Diez años después del colapso de Lehman Brothers y el inicio de la crisis financiera mundial, gran parte del hemisferio industrializado aún no se ha recuperado por completo. Con algunas economías clave de la zona euro que aún no han conseguido recuperar su relevancia previa al estallido de la crisis —a pesar de una década de estímulo—  el jefe del BCE, Mario Draghi, volverá a prometer ayudas en la reunión política del BCE del próximo jueves.

Por sexto año consecutivo, la economía de la zona euro crece de manera estable y saludable, el empleo tiene unos niveles de record, sin embargo, los salarios de las clases trabajadoras no están creciendo con la misma rapidez. Estos datos y la estable inflacción europea servirán para que Draghi confirme sus expectativas de reducir a la mitad las compras de bonos de octubre antes de terminarlas por completo al cierre del año.

Sin embargo, es poco probable que los inversores siquiera noten un cambio tan matizado en el lenguaje, ya que el final del programa de estímulo ya se ha descontado por completo. En cambio, la atención de esta reunión se centrará en la lenta inflación subyacente, la turbulencia política y los signos de debilidad económica en el contexto de una escalada de la guerra comercial entre las principales potencias.
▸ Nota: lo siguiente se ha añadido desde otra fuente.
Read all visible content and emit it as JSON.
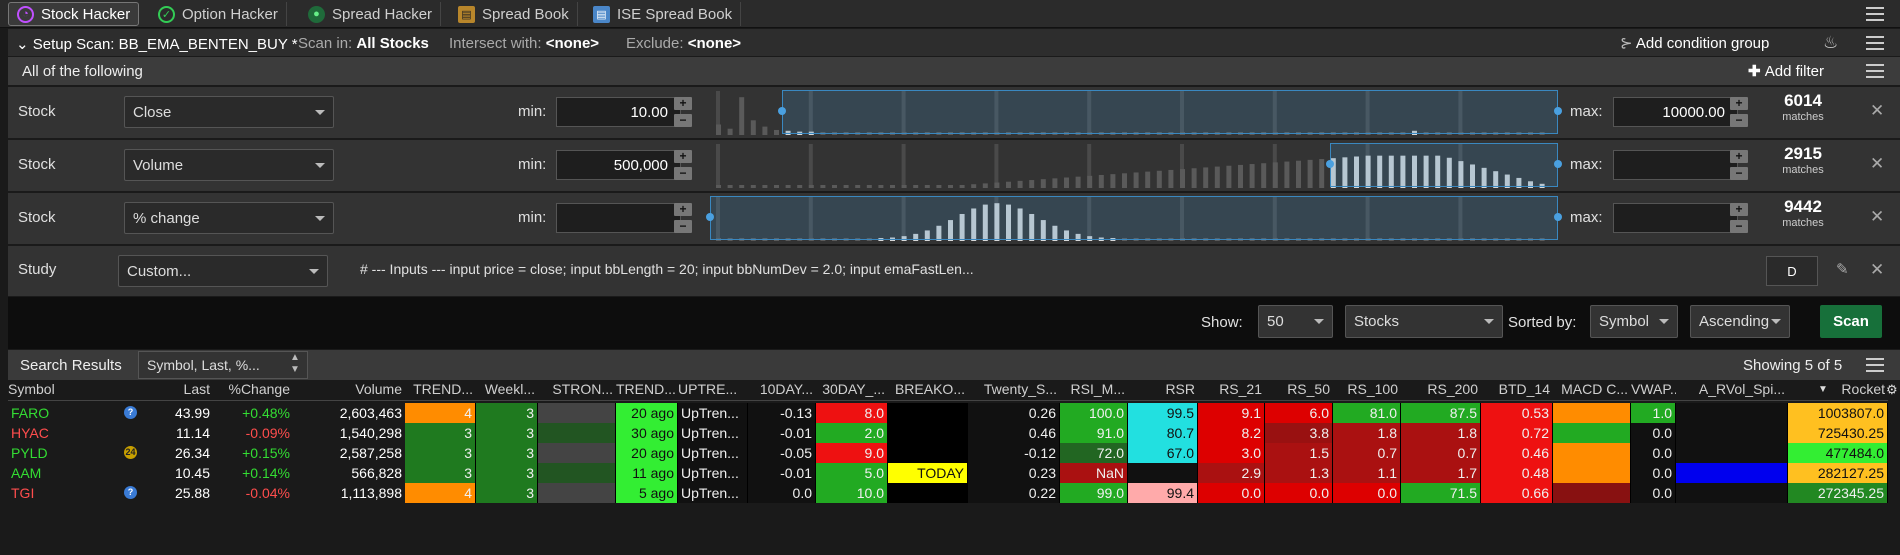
{
  "tabs": [
    {
      "label": "Stock Hacker",
      "icon": "stock-hacker-icon",
      "active": true
    },
    {
      "label": "Option Hacker",
      "icon": "option-hacker-icon"
    },
    {
      "label": "Spread Hacker",
      "icon": "spread-hacker-icon"
    },
    {
      "label": "Spread Book",
      "icon": "spread-book-icon"
    },
    {
      "label": "ISE Spread Book",
      "icon": "ise-spread-book-icon"
    }
  ],
  "setup": {
    "scan_label": "Setup Scan: BB_EMA_BENTEN_BUY *",
    "scan_in_label": "Scan in:",
    "scan_in_value": "All Stocks",
    "intersect_label": "Intersect with:",
    "intersect_value": "<none>",
    "exclude_label": "Exclude:",
    "exclude_value": "<none>",
    "add_condition_group": "Add condition group"
  },
  "all_of": "All of the following",
  "add_filter": "Add filter",
  "filters": [
    {
      "type": "Stock",
      "field": "Close",
      "min_label": "min:",
      "min": "10.00",
      "max_label": "max:",
      "max": "10000.00",
      "matches": "6014",
      "matches_label": "matches"
    },
    {
      "type": "Stock",
      "field": "Volume",
      "min_label": "min:",
      "min": "500,000",
      "max_label": "max:",
      "max": "",
      "matches": "2915",
      "matches_label": "matches"
    },
    {
      "type": "Stock",
      "field": "% change",
      "min_label": "min:",
      "min": "",
      "max_label": "max:",
      "max": "",
      "matches": "9442",
      "matches_label": "matches"
    }
  ],
  "study": {
    "type": "Study",
    "field": "Custom...",
    "code": "# --- Inputs --- input price = close; input bbLength = 20; input bbNumDev = 2.0; input emaFastLen...",
    "d_button": "D"
  },
  "controls": {
    "show_label": "Show:",
    "show_value": "50",
    "type_value": "Stocks",
    "sorted_label": "Sorted by:",
    "sort_field": "Symbol",
    "sort_order": "Ascending",
    "scan_button": "Scan"
  },
  "results": {
    "title": "Search Results",
    "columns_set": "Symbol, Last, %...",
    "showing": "Showing 5 of 5"
  },
  "headers": [
    "Symbol",
    "Last",
    "%Change",
    "Volume",
    "TREND...",
    "Weekl...",
    "STRON...",
    "TREND...",
    "UPTRE...",
    "10DAY...",
    "30DAY_...",
    "BREAKO...",
    "Twenty_S...",
    "RSI_M...",
    "RSR",
    "RS_21",
    "RS_50",
    "RS_100",
    "RS_200",
    "BTD_14",
    "MACD C...",
    "VWAP...",
    "A_RVol_Spi...",
    "Rocket"
  ],
  "rows": [
    {
      "badge": "?",
      "cells": [
        "FARO",
        "43.99",
        "+0.48%",
        "2,603,463",
        "4",
        "3",
        "",
        "20 ago",
        "UpTren...",
        "-0.13",
        "8.0",
        "",
        "0.26",
        "100.0",
        "99.5",
        "9.1",
        "6.0",
        "81.0",
        "87.5",
        "0.53",
        "",
        "1.0",
        "",
        "1003807.0"
      ]
    },
    {
      "badge": "",
      "cells": [
        "HYAC",
        "11.14",
        "-0.09%",
        "1,540,298",
        "3",
        "3",
        "",
        "30 ago",
        "UpTren...",
        "-0.01",
        "2.0",
        "",
        "0.46",
        "91.0",
        "80.7",
        "8.2",
        "3.8",
        "1.8",
        "1.8",
        "0.72",
        "",
        "0.0",
        "",
        "725430.25"
      ]
    },
    {
      "badge": "24",
      "cells": [
        "PYLD",
        "26.34",
        "+0.15%",
        "2,587,258",
        "3",
        "3",
        "",
        "20 ago",
        "UpTren...",
        "-0.05",
        "9.0",
        "",
        "-0.12",
        "72.0",
        "67.0",
        "3.0",
        "1.5",
        "0.7",
        "0.7",
        "0.46",
        "",
        "0.0",
        "",
        "477484.0"
      ]
    },
    {
      "badge": "",
      "cells": [
        "AAM",
        "10.45",
        "+0.14%",
        "566,828",
        "3",
        "3",
        "",
        "11 ago",
        "UpTren...",
        "-0.01",
        "5.0",
        "TODAY",
        "0.23",
        "NaN",
        "",
        "2.9",
        "1.3",
        "1.1",
        "1.7",
        "0.48",
        "",
        "0.0",
        "",
        "282127.25"
      ]
    },
    {
      "badge": "?",
      "cells": [
        "TGI",
        "25.88",
        "-0.04%",
        "1,113,898",
        "4",
        "3",
        "",
        "5 ago",
        "UpTren...",
        "0.0",
        "10.0",
        "",
        "0.22",
        "99.0",
        "99.4",
        "0.0",
        "0.0",
        "0.0",
        "71.5",
        "0.66",
        "",
        "0.0",
        "",
        "272345.25"
      ]
    }
  ],
  "colors": [
    [
      "#1a1a1a",
      "#1a1a1a",
      "#1a1a1a",
      "#1a1a1a",
      "#ff8c00",
      "#1f7a1f",
      "#444444",
      "#33ee33",
      "#111111",
      "#111111",
      "#ee1111",
      "#000000",
      "#111111",
      "#22aa22",
      "#22e0e0",
      "#dd0000",
      "#dd0000",
      "#22aa22",
      "#22aa22",
      "#ee1111",
      "#ff8c00",
      "#22aa22",
      "#111111",
      "#ffc020"
    ],
    [
      "#1a1a1a",
      "#1a1a1a",
      "#1a1a1a",
      "#1a1a1a",
      "#1f7a1f",
      "#1f7a1f",
      "#225522",
      "#33ee33",
      "#111111",
      "#111111",
      "#22aa22",
      "#000000",
      "#111111",
      "#22aa22",
      "#22e0e0",
      "#dd0000",
      "#991111",
      "#aa1111",
      "#aa1111",
      "#ee1111",
      "#22aa22",
      "#111111",
      "#111111",
      "#ffc020"
    ],
    [
      "#1a1a1a",
      "#1a1a1a",
      "#1a1a1a",
      "#1a1a1a",
      "#1f7a1f",
      "#1f7a1f",
      "#444444",
      "#33ee33",
      "#111111",
      "#111111",
      "#ee1111",
      "#000000",
      "#111111",
      "#226622",
      "#22e0e0",
      "#dd0000",
      "#aa1111",
      "#aa1111",
      "#aa1111",
      "#ee1111",
      "#ff8c00",
      "#111111",
      "#111111",
      "#33ee33"
    ],
    [
      "#1a1a1a",
      "#1a1a1a",
      "#1a1a1a",
      "#1a1a1a",
      "#1f7a1f",
      "#1f7a1f",
      "#225522",
      "#33ee33",
      "#111111",
      "#111111",
      "#22aa22",
      "#ffff00",
      "#111111",
      "#aa1111",
      "#111111",
      "#aa1111",
      "#aa1111",
      "#aa1111",
      "#aa1111",
      "#ee1111",
      "#ff8c00",
      "#111111",
      "#0000ee",
      "#ffc020"
    ],
    [
      "#1a1a1a",
      "#1a1a1a",
      "#1a1a1a",
      "#1a1a1a",
      "#ff8c00",
      "#1f7a1f",
      "#444444",
      "#33ee33",
      "#111111",
      "#111111",
      "#22aa22",
      "#000000",
      "#111111",
      "#22aa22",
      "#ffaaaa",
      "#dd0000",
      "#dd0000",
      "#dd0000",
      "#22aa22",
      "#ee1111",
      "#881111",
      "#111111",
      "#111111",
      "#228822"
    ]
  ]
}
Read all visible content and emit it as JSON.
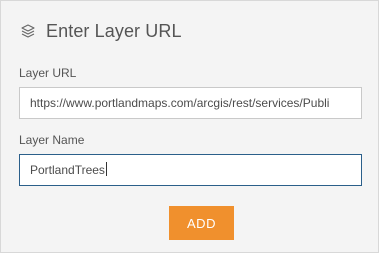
{
  "header": {
    "title": "Enter Layer URL",
    "icon": "layers-icon"
  },
  "form": {
    "url_label": "Layer URL",
    "url_value": "https://www.portlandmaps.com/arcgis/rest/services/Publi",
    "name_label": "Layer Name",
    "name_value": "PortlandTrees",
    "add_label": "ADD"
  },
  "colors": {
    "accent": "#f0902d",
    "focus_border": "#2b5f8a",
    "background": "#f4f4f4"
  }
}
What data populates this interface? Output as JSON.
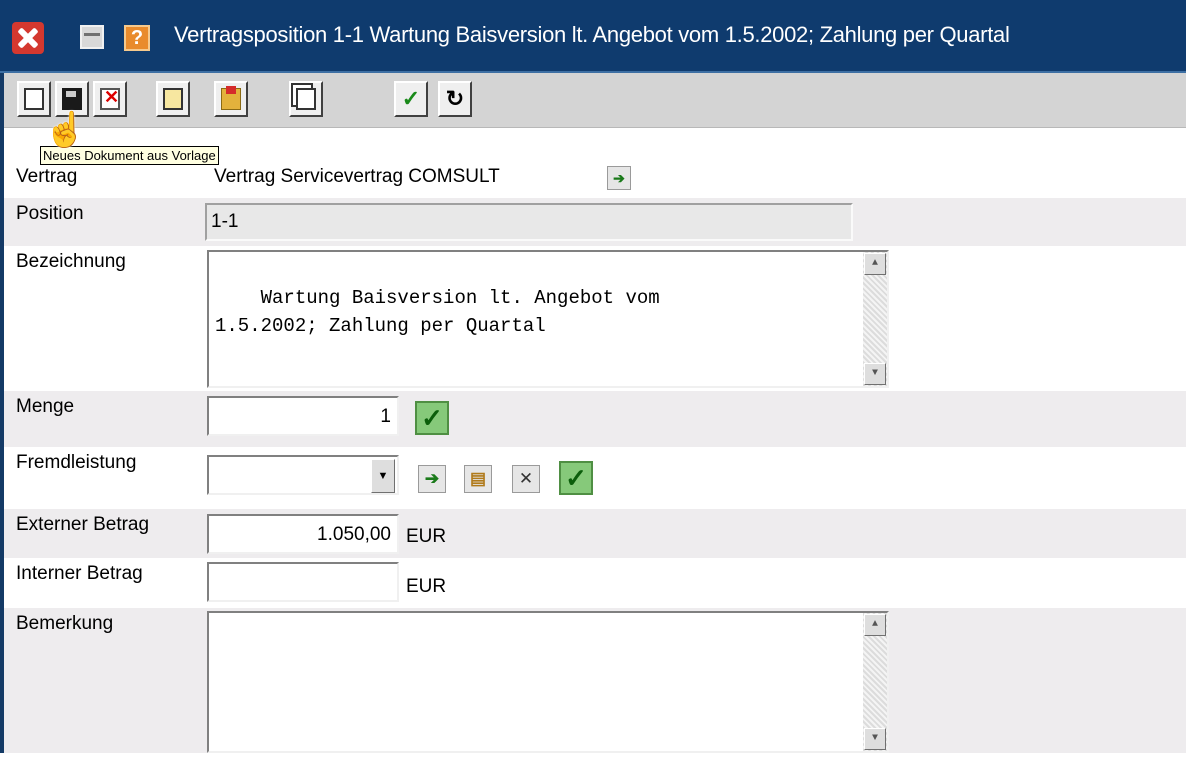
{
  "window": {
    "title": "Vertragsposition 1-1 Wartung Baisversion lt. Angebot vom 1.5.2002; Zahlung per Quartal"
  },
  "toolbar": {
    "tooltip": "Neues Dokument aus Vorlage",
    "buttons": [
      "new-document",
      "save",
      "delete",
      "structure",
      "open-folder",
      "copy",
      "confirm",
      "refresh"
    ]
  },
  "form": {
    "vertrag": {
      "label": "Vertrag",
      "value": "Vertrag Servicevertrag COMSULT"
    },
    "position": {
      "label": "Position",
      "value": "1-1"
    },
    "bezeichnung": {
      "label": "Bezeichnung",
      "value": "Wartung Baisversion lt. Angebot vom\n1.5.2002; Zahlung per Quartal"
    },
    "menge": {
      "label": "Menge",
      "value": "1"
    },
    "fremdleistung": {
      "label": "Fremdleistung",
      "value": ""
    },
    "externer_betrag": {
      "label": "Externer Betrag",
      "value": "1.050,00",
      "unit": "EUR"
    },
    "interner_betrag": {
      "label": "Interner Betrag",
      "value": "",
      "unit": "EUR"
    },
    "bemerkung": {
      "label": "Bemerkung",
      "value": ""
    }
  },
  "colors": {
    "titlebar": "#0f3b6e",
    "toolbar": "#d4d4d4",
    "row_shade": "#eeecee",
    "ok_green": "#86c97a"
  }
}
Todo esto podría descarrilar el crecimiento y complicar la salida del BCE de una era de tasas de interés ultrabajas.

"La incertidumbre sobre el cumplimiento fiscal de Italia ha aumentado marcadamente, las negociaciones Brexit no resueltas están acercándose a su fecha límite, las tensiones comerciales con Estados Unidos han aumentado y la volatilidad en los mercados emergentes está aumentando", afirman economistas de UBS.

"Como consecuencia, el BCE está dispuesto a ofrecer una conferencia de prensa pacífica". De hecho, el crecimiento está rebasando las propias proyecciones del BCE este año y la inflación subyacente, un enfoque clave para los emisores de tasas, se ha suavizado inesperadamente. Esto sugiere que algunas de las nuevas proyecciones económicas del BCE, que saldrán en la conferencia de prensa, están en riesgo de reducciones moderadas.

Aún así, es probable que Draghi argumente que la economía de la zona euro sigue siendo lo suficientemente fuerte como para que el bloque continúe creando empleos, aunque sea algo más lento de lo que se pensaba hace unos meses. Es probable, además, que Draghi repita la promesa de mantener las tasas de registro bajas al menos hasta el próximo verano, una promesa vagamente redactada que da flexibilidad al banco y un período inusualmente largo de piloto automático.

Ese mismo día se reunirá el Banco de Inglaterra, que está casi seguro de mantener la política sin cambios y puede permanecer al margen hasta que Gran Bretaña finalmente abandone la Unión Europea, un evento histórico que según los economistas podría causar un daño económico significativo si el gobierno no negocia un acuerdo para gestionar su salida.

"Un Brexit 'duro' podría imponer un golpe inicial del PIB del Reino Unido de 1.5 por ciento", dijo el economista de Commerzbank Peter Dixon. "Después de ocho años, nuestro análisis sugiere que el PIB real será 4.5 por ciento más bajo que el nivel de referencia no Brexit".

Después de subir las tasas el mes pasado, es probable que el Banco de Inglaterra sea unánime en mantenerlas, sin cambios esta vez, pero cualquier comentario sobre el riesgo de un Brexit desordenado será observado de cerca. Aún así, los comentarios del gobernador Mark Carney de que está listo para discutir quedarse más allá de la fecha de partida prevista para el 30 de junio de 2019, podrían consolar a los mercados.

"Dado nuestro supuesto de que un acuerdo Brexit solo se alcanzará en el último momento, dudamos que el MPC se mueva nuevamente hasta mayo de 2019, después de que el Reino Unido haya abandonado la UE", dijo Capital Economics.

"Sin embargo, si el Reino Unido abandonó la UE sin un acuerdo, existe una gran posibilidad de que el MPC reduzca las tasas anticipando una desaceleración de la economía real, como sucedió en agosto de 2016 luego de la votación del Brexit".